So darf es in der Flüchtlingspolitik nicht weitergehen. Wir brauchen Mut, wir brauchen Klarheit, und wir brauchen Führung.

Kommen Sie jetzt bitte zum Schluss, Frau Kollegin. Sie haben schon überzogen.

Und, Frau Kollegin Dr. Scheer, noch zum Abschluss: Es reicht nicht, die Menschen in unserem Land mit Geld zuzuschütten.

(Markus Kurth [BÜNDNIS 90/DIE GRÜNEN]: Aber auch nicht mit dummen Worten!)

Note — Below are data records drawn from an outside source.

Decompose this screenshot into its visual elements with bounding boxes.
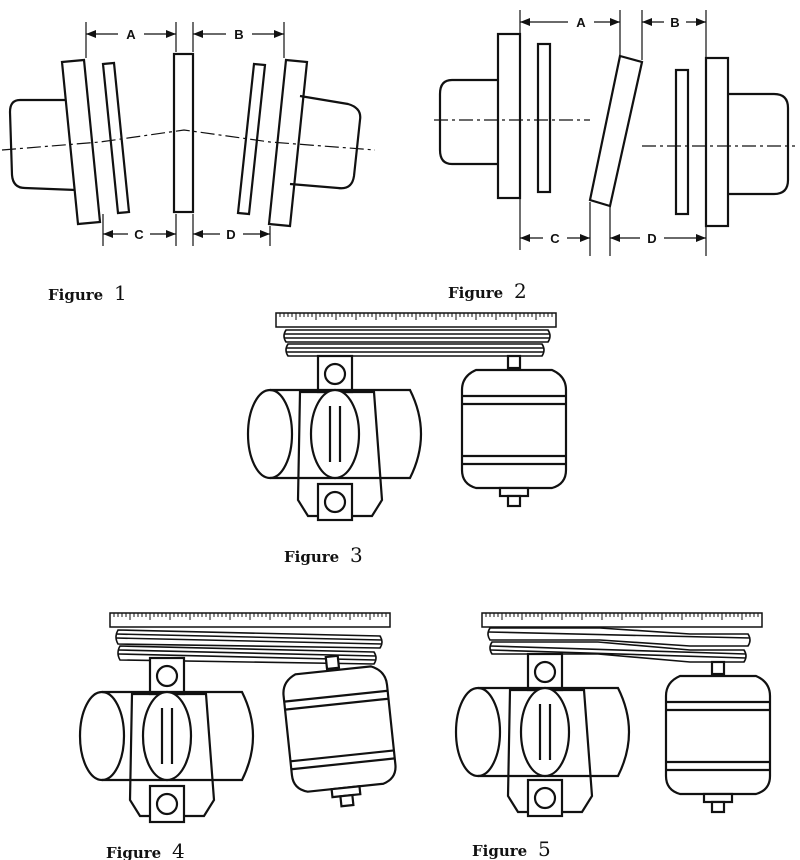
fig5-straightedge	[481, 612, 763, 628]
caption-figure-5: Figure 5	[472, 837, 551, 860]
fig5-belts	[487, 627, 751, 663]
fig2-dim-a: A	[576, 15, 586, 30]
fig4-motor-tilted	[282, 654, 397, 808]
caption-figure-3: Figure 3	[284, 543, 363, 567]
fig1-dim-c: C	[134, 227, 144, 242]
fig1-left-hub	[8, 98, 77, 192]
fig4-belts	[115, 629, 383, 665]
fig2-right-flange	[704, 56, 730, 228]
fig2-right-disc	[674, 68, 690, 216]
fig1-left-disc	[101, 61, 131, 215]
fig1-dim-a: A	[126, 27, 136, 42]
fig1-right-hub	[289, 94, 362, 190]
fig2-dim-c: C	[550, 231, 560, 246]
figure-1-coupling-angular: A B C D	[1, 22, 376, 246]
figure-3-belt-aligned	[246, 312, 568, 522]
fig5-driven-machine	[454, 652, 631, 818]
fig2-tilted-spacer	[588, 54, 644, 208]
fig5-motor	[664, 660, 772, 814]
caption-figure-2: Figure 2	[448, 279, 527, 303]
fig2-dim-d: D	[647, 231, 656, 246]
figure-2-coupling-offset: A B C D	[434, 10, 795, 256]
fig2-left-flange	[496, 32, 522, 200]
fig3-straightedge	[275, 312, 557, 328]
fig3-driven-machine	[246, 354, 423, 522]
fig3-motor	[460, 354, 568, 508]
fig1-center-spacer	[172, 52, 195, 214]
fig2-left-hub	[438, 78, 498, 166]
fig1-centerline	[1, 129, 376, 151]
fig1-left-flange	[60, 58, 102, 226]
caption-figure-4: Figure 4	[106, 839, 185, 860]
figure-5-belt-offset	[454, 612, 772, 818]
caption-figure-1: Figure 1	[48, 281, 127, 305]
fig1-dim-b: B	[234, 27, 243, 42]
fig2-dim-b: B	[670, 15, 679, 30]
fig2-right-hub	[728, 92, 790, 196]
figure-4-belt-tilted	[78, 612, 397, 824]
fig4-straightedge	[109, 612, 391, 628]
fig2-left-disc	[536, 42, 552, 194]
fig4-driven-machine	[78, 656, 255, 824]
fig3-belts	[283, 329, 551, 357]
fig1-dim-d: D	[226, 227, 235, 242]
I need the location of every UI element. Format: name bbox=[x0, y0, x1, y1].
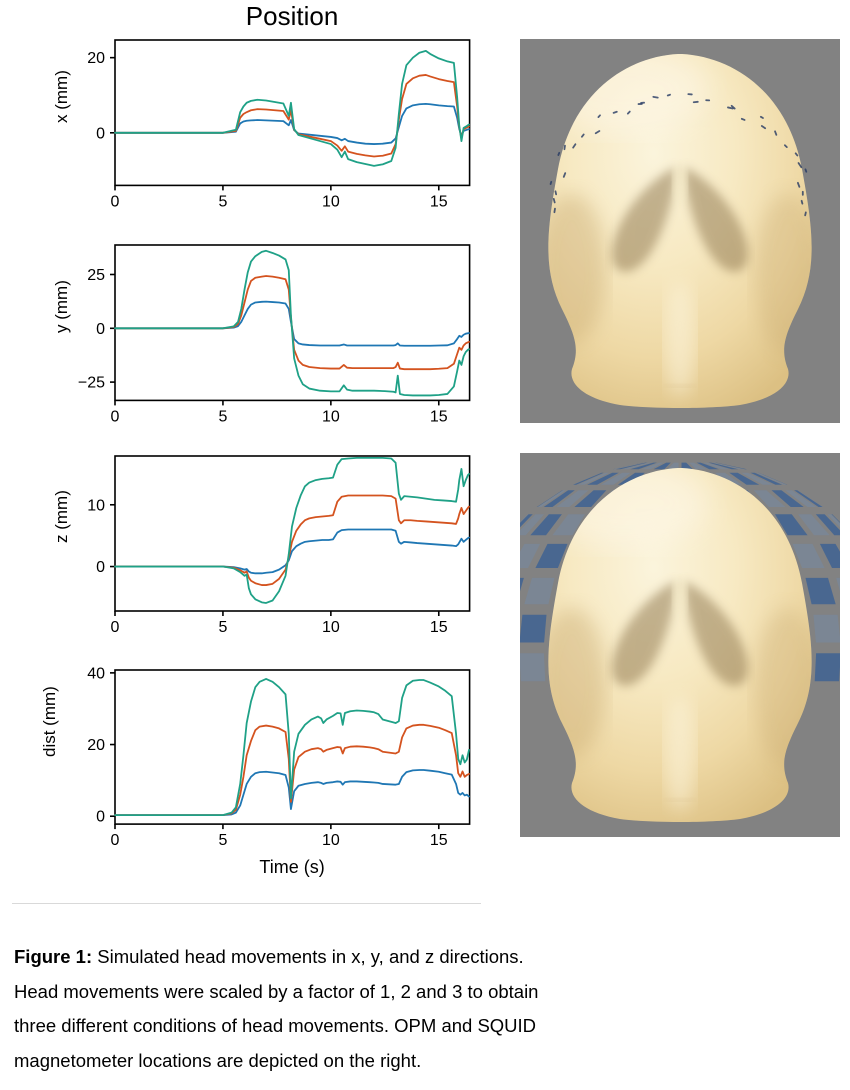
svg-text:5: 5 bbox=[218, 194, 227, 211]
svg-text:0: 0 bbox=[96, 809, 105, 826]
svg-text:0: 0 bbox=[110, 194, 119, 211]
svg-text:20: 20 bbox=[87, 51, 105, 68]
svg-text:0: 0 bbox=[110, 619, 119, 636]
svg-text:−25: −25 bbox=[78, 375, 105, 392]
svg-text:15: 15 bbox=[430, 832, 448, 849]
svg-text:10: 10 bbox=[322, 832, 340, 849]
svg-text:10: 10 bbox=[322, 409, 340, 426]
svg-text:20: 20 bbox=[87, 737, 105, 754]
svg-text:0: 0 bbox=[96, 321, 105, 338]
svg-text:0: 0 bbox=[110, 409, 119, 426]
svg-text:15: 15 bbox=[430, 194, 448, 211]
svg-text:15: 15 bbox=[430, 409, 448, 426]
svg-text:0: 0 bbox=[96, 559, 105, 576]
svg-text:0: 0 bbox=[96, 126, 105, 143]
svg-text:0: 0 bbox=[110, 832, 119, 849]
svg-text:15: 15 bbox=[430, 619, 448, 636]
svg-text:10: 10 bbox=[322, 194, 340, 211]
svg-text:5: 5 bbox=[218, 409, 227, 426]
svg-text:10: 10 bbox=[322, 619, 340, 636]
svg-text:25: 25 bbox=[87, 267, 105, 284]
svg-text:40: 40 bbox=[87, 665, 105, 682]
svg-text:5: 5 bbox=[218, 832, 227, 849]
svg-text:5: 5 bbox=[218, 619, 227, 636]
svg-text:10: 10 bbox=[87, 497, 105, 514]
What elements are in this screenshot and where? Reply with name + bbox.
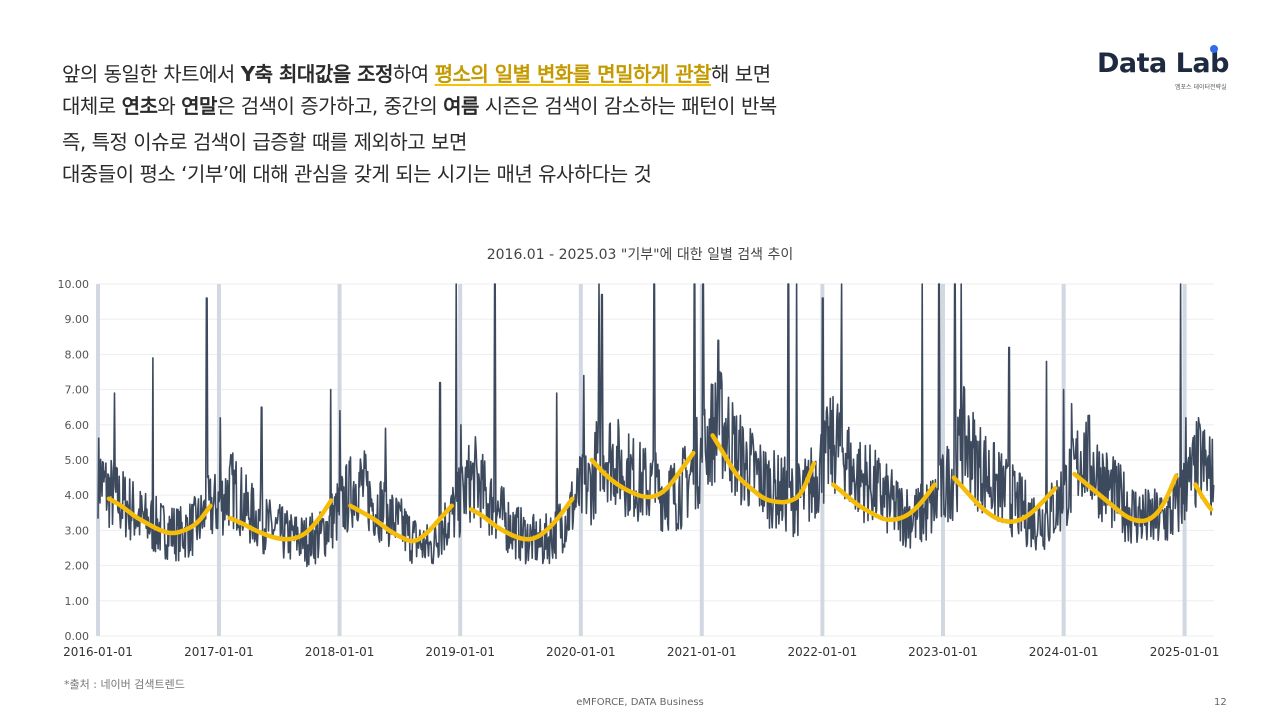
- y-tick-label: 1.00: [65, 595, 90, 608]
- footer-text: eMFORCE, DATA Business: [576, 697, 704, 708]
- y-tick-label: 7.00: [65, 384, 90, 397]
- y-tick-label: 2.00: [65, 560, 90, 573]
- y-tick-label: 0.00: [65, 630, 90, 643]
- page-number: 12: [1214, 697, 1227, 708]
- y-tick-label: 5.00: [65, 454, 90, 467]
- headline-bold: 연초: [121, 94, 158, 118]
- trend-curve-2021: [710, 433, 817, 505]
- y-tick-label: 3.00: [65, 524, 90, 537]
- headline-bold: Y축 최대값을 조정: [240, 62, 394, 86]
- x-tick-label: 2024-01-01: [1029, 645, 1099, 659]
- daily-search-line: [97, 283, 1215, 568]
- y-tick-label: 8.00: [65, 348, 90, 361]
- trend-curve-2017: [227, 498, 334, 542]
- headline-line-1: 앞의 동일한 차트에서 Y축 최대값을 조정하여 평소의 일별 변화를 면밀하게…: [62, 58, 777, 90]
- trend-curve-2023: [951, 475, 1058, 524]
- trend-curve-2018: [348, 503, 455, 544]
- trend-curve-2019: [468, 496, 575, 542]
- trend-curve-2025: [1193, 482, 1214, 512]
- logo-dot-icon: [1210, 45, 1218, 53]
- y-tick-label: 9.00: [65, 313, 90, 326]
- headline: 앞의 동일한 차트에서 Y축 최대값을 조정하여 평소의 일별 변화를 면밀하게…: [62, 58, 777, 190]
- trend-curve-2022: [830, 482, 937, 523]
- x-tick-label: 2023-01-01: [908, 645, 978, 659]
- trend-curve-2020: [589, 450, 696, 500]
- x-tick-label: 2020-01-01: [546, 645, 616, 659]
- headline-text: 시즌은 검색이 감소하는 패턴이 반복: [478, 94, 777, 118]
- y-tick-label: 10.00: [58, 278, 90, 291]
- x-tick-label: 2025-01-01: [1150, 645, 1220, 659]
- x-tick-label: 2017-01-01: [184, 645, 254, 659]
- x-tick-label: 2022-01-01: [788, 645, 858, 659]
- logo-name: Data Lab: [1097, 48, 1229, 79]
- y-tick-label: 6.00: [65, 419, 90, 432]
- y-tick-label: 4.00: [65, 489, 90, 502]
- data-lab-logo: Data Lab 엠포스 데이터전략실: [1097, 45, 1237, 91]
- headline-bold: 여름: [443, 94, 479, 118]
- headline-bold: 연말: [181, 94, 217, 118]
- x-tick-label: 2016-01-01: [63, 645, 133, 659]
- headline-text: 앞의 동일한 차트에서: [62, 62, 241, 86]
- headline-highlight: 평소의 일별 변화를 면밀하게 관찰: [434, 62, 712, 86]
- headline-text: 와: [157, 94, 182, 118]
- x-tick-label: 2019-01-01: [425, 645, 495, 659]
- headline-text: 은 검색이 증가하고, 중간의: [216, 94, 444, 118]
- trend-curve-2024: [1072, 471, 1179, 524]
- headline-text: 하여: [392, 62, 435, 86]
- x-tick-label: 2018-01-01: [305, 645, 375, 659]
- headline-line-4: 대중들이 평소 ‘기부’에 대해 관심을 갖게 되는 시기는 매년 유사하다는 …: [62, 162, 652, 186]
- trend-curve-2016: [106, 496, 213, 536]
- x-tick-label: 2021-01-01: [667, 645, 737, 659]
- chart-title: 2016.01 - 2025.03 "기부"에 대한 일별 검색 추이: [486, 247, 794, 263]
- headline-text: 해 보면: [711, 62, 771, 86]
- logo-subtitle: 엠포스 데이터전략실: [1175, 84, 1227, 91]
- headline-line-2: 대체로 연초와 연말은 검색이 증가하고, 중간의 여름 시즌은 검색이 감소하…: [62, 90, 777, 122]
- headline-text: 대체로: [62, 94, 122, 118]
- source-note: *출처 : 네이버 검색트렌드: [64, 678, 185, 691]
- headline-line-3: 즉, 특정 이슈로 검색이 급증할 때를 제외하고 보면: [62, 130, 467, 154]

Es reicht auch nicht, hier heute zu sagen, Sie hätten gestern für uns 200 Milliarden Euro verabschiedet.

(Zurufe vom BÜNDNIS 90/DIE GRÜNEN)

Kommen Sie bitte zum Schluss, Frau Kollegin.

Kümmern Sie sich um die Menschen!

(Markus Kurth [BÜNDNIS 90/DIE GRÜNEN]: Auf Wiedersehen! Schönes Wochenende!)

Sorgen Sie dafür, dass die soziale Spaltung nicht weiter vorangetrieben wird, und tragen Sie endlich zu zeitgemäßen und zeitnahen Lösungen bei!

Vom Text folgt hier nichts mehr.